Сопротивляясь неодолимому желанию сделать из своего мучителя, Гордона Бородавчинса, настоящего бородавочника, Джон пытался придумать способ наказать его так, чтобы мама — узнай она об этом — не имела веских возражений. Превратить в животное? Натравить на него элементиша? Не годится… Наконец Джон решил, что лучше всего самому стать сильным настолько, чтобы победить этого гада в честном бою. Единственная неприятность состояла в том, что уже после пятиминутной тренировки с самыми легкими отцовскими гирями Джон чувствовал себя выжатым как лимон. Как же счастлив он был, обнаружив, что в жаркой сауне он может качать мышцы почти без устали. Его молодое тело обретало здесь силу и выносливость просто невиданную. Довольно скоро он нарастил вполне ощутимые мускулы и решил, что сможет справиться с Бородавчинсом самостоятельно, не прибегая к джинн-силе, а благодаря простой силе кулака. Однако, когда Филиппа выяснила, почему брат целыми днями пропадает в сауне, и выслушала его план, она отнеслась к нему скептически.

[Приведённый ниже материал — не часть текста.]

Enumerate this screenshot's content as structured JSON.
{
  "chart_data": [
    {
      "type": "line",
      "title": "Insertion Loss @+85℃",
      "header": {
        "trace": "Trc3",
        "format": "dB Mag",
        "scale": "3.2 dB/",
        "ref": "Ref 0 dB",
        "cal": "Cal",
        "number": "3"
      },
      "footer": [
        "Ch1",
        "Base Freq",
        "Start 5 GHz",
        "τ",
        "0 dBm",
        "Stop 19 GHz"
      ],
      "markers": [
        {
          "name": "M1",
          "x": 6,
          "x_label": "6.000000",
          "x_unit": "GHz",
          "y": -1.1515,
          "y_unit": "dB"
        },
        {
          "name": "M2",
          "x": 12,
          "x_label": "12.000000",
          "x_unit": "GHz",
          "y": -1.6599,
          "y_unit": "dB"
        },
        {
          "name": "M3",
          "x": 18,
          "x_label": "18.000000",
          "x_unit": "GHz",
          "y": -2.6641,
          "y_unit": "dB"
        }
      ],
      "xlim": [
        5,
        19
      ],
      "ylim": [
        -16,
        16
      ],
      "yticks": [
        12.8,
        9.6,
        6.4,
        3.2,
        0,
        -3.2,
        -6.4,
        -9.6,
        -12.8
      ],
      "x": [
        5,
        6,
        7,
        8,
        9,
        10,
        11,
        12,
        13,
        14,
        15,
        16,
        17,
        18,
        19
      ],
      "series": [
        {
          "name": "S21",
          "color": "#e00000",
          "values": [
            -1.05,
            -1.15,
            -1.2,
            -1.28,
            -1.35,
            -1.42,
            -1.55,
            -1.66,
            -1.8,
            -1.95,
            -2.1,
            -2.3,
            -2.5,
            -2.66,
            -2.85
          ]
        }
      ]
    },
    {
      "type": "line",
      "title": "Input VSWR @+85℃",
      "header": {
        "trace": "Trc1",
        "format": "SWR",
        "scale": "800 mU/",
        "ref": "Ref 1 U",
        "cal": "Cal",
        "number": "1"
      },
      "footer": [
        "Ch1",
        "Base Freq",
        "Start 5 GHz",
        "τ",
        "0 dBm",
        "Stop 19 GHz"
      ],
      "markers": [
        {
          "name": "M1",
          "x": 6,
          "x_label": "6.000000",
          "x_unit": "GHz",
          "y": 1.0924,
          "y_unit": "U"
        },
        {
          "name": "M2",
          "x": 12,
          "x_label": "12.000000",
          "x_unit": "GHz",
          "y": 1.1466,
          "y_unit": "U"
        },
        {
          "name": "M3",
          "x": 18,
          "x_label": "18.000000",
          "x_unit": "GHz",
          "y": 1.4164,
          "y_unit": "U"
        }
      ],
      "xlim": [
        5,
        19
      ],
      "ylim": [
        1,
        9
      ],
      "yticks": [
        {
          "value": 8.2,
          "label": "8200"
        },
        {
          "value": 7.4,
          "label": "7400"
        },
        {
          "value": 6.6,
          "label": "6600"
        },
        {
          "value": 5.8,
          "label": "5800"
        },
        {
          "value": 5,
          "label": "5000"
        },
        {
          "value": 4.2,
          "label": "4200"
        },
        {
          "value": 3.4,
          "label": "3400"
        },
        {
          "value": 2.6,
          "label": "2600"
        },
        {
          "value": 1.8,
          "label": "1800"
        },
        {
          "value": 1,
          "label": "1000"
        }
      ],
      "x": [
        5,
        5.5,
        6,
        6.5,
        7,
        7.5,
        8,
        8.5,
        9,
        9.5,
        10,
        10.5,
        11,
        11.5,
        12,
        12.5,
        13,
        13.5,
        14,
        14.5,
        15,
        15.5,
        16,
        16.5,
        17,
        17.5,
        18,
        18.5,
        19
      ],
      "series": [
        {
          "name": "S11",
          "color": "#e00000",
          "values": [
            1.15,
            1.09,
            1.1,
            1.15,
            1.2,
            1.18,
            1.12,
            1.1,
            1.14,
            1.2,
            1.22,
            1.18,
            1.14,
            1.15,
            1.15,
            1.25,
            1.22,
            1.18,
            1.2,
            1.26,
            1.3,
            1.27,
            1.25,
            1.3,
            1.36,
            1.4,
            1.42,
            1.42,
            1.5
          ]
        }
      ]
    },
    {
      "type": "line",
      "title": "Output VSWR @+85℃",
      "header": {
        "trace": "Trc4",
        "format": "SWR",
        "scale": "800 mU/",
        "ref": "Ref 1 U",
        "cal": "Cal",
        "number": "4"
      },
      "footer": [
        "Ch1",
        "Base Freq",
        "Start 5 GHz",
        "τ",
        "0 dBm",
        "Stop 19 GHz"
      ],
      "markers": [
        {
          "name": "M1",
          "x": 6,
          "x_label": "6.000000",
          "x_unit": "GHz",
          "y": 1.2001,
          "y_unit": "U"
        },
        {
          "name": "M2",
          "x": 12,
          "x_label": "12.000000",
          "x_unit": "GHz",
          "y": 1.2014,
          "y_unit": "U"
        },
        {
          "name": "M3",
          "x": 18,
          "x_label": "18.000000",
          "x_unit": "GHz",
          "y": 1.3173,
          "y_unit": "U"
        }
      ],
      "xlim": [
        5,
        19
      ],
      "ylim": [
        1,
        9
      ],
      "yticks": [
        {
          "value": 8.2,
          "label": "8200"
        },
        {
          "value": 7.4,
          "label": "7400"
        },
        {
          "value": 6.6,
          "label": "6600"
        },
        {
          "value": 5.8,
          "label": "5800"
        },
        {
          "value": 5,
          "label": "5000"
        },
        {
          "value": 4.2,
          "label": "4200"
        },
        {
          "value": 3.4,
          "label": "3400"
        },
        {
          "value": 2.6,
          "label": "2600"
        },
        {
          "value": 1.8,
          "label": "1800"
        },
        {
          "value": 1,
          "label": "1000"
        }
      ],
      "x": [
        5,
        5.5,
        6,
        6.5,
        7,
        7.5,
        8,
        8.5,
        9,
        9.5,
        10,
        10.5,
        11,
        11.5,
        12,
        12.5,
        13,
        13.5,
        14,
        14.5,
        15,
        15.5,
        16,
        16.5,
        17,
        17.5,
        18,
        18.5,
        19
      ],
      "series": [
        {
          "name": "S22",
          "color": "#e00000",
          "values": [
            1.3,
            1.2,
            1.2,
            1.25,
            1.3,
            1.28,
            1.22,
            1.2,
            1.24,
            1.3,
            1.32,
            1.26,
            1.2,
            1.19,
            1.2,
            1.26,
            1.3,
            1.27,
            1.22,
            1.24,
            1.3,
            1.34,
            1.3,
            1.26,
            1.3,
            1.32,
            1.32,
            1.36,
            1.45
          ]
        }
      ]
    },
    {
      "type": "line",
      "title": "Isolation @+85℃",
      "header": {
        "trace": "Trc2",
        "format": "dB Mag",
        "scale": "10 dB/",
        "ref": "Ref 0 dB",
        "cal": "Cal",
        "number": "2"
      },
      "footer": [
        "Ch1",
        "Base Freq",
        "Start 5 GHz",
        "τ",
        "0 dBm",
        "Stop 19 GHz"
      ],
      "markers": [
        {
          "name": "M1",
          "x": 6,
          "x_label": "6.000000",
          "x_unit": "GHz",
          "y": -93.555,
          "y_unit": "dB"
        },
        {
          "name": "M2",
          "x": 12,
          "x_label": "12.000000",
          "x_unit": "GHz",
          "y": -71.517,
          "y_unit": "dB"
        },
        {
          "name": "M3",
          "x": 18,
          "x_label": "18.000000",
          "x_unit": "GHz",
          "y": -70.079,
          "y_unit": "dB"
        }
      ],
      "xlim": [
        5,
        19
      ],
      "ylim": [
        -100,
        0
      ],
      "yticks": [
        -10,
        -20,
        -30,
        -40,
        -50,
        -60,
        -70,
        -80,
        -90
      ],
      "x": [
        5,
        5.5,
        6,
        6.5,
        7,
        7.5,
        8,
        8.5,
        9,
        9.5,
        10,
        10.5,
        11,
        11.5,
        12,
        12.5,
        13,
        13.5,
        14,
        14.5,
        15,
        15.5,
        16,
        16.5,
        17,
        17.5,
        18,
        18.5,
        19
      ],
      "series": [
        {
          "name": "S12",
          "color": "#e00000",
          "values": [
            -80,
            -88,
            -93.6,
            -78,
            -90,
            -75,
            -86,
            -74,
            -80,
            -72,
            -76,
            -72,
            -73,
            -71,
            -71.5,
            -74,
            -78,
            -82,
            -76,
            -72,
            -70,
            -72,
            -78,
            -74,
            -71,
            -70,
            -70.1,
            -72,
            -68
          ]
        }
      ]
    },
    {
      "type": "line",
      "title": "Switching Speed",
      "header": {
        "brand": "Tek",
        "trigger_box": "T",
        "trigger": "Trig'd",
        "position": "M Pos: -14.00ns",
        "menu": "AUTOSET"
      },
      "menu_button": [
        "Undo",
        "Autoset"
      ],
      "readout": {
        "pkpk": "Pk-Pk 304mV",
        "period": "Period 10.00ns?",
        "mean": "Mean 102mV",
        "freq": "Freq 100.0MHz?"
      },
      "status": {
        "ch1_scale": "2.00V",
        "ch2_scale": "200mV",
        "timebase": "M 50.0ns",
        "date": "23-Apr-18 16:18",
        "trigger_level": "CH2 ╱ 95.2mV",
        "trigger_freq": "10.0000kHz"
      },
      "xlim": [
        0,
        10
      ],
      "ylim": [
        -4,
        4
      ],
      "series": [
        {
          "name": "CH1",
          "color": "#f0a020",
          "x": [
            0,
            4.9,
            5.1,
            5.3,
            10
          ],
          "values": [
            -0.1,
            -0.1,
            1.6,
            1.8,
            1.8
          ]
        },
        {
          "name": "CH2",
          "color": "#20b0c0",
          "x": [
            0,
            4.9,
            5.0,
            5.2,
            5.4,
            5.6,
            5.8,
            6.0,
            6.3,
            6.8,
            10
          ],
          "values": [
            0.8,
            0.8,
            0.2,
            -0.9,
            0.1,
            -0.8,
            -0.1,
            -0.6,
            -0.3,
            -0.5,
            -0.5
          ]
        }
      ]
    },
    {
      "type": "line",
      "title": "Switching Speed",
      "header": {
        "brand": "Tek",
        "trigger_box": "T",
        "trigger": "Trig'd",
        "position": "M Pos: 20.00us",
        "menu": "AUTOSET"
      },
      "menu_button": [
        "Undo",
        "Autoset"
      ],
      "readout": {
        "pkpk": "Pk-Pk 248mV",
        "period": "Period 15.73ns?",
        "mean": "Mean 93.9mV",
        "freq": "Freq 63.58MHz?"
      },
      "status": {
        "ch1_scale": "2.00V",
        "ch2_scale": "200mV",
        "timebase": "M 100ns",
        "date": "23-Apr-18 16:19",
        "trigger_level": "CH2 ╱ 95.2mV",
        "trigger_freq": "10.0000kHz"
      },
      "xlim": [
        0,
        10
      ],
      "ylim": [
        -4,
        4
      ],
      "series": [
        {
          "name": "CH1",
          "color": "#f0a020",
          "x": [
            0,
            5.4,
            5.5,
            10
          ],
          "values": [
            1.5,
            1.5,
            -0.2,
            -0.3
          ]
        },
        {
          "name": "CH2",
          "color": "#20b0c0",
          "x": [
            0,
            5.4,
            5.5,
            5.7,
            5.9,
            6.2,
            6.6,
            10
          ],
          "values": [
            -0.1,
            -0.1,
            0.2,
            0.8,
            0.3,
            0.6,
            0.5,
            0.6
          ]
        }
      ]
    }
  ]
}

— Это тот мальчишка, у которого дядя работает на Си-эн-эн? Такой крутой парень, да? С угрями по всему лицу?

Джон кивнул и плеснул воды на горячие камни, чтобы увеличить температуру в сауне. Филиппа обернула голову полотенцем, решив, что почувствовать себя полноценным джинн, конечно, неплохо, но сушить волосы после каждого посещения сауны — это уж слишком.

— Неужели нет другого способа его проучить? Полегче? И поприличнее?

— Например?

— Например, найти какой-нибудь психологический ход. Ты хоть задавался вопросом, почему он все время достает именно тебя?

— Потому что он прыщавый ползучий гад, вот почему.

— Но что в тебе такого? За что он тебя так не любит?

Джон пожал плечами:

— Я не думаю, что ему нужны особые причины. Хулиган и есть хулиган. Работа у него такая.

— А когда он начал к тебе приставать?

— Да как учебный год начался, так и начал.

Филиппа на миг задумалась.

— Может, он злится, потому что он прыщавый, а ты — нет? — Филиппа оживилась. — Слушай уверена! Все дело в прыщах.

— Не понимаю, — растерялся Джон.

— Помнишь, ты раньше тоже был весь в прыщах? А потом, как только нам удалили зубы мудрости и ты обрел джинн-силу, прыщи тут же исчезли?

— Разве такое забудешь? Это был один из лучших дней в моей жизни. С тех пор я могу спокойно смотреть в зеркало и не хочу броситься под поезд.

— Так почему же ты сам не дотумкал, что он измывается над тобой из зависти? У тебя больше нет прыщей, а у него есть!

— Пусть так, — задумался Джон. — Но что из этого? Прикажешь завести прыщи обратно? Ни за что! Даже если этот Бородавчинс будет колотить меня всю оставшуюся жизнь.

— Тебя никто не заставляет заводить прыщи. А вот вывести прыщи у этого парня мы очень даже можем.

— Как? С помощью джинн-силы?

— А ты думал? Послать ему тюбик с мазью от угрей?

— Знаешь, даже если мама согласится, чтобы я очистил Бородавчинса от прыщей, у меня, боюсь, ничего не получится. Я ему скорее ногу сломаю, чем доброе дело сделаю.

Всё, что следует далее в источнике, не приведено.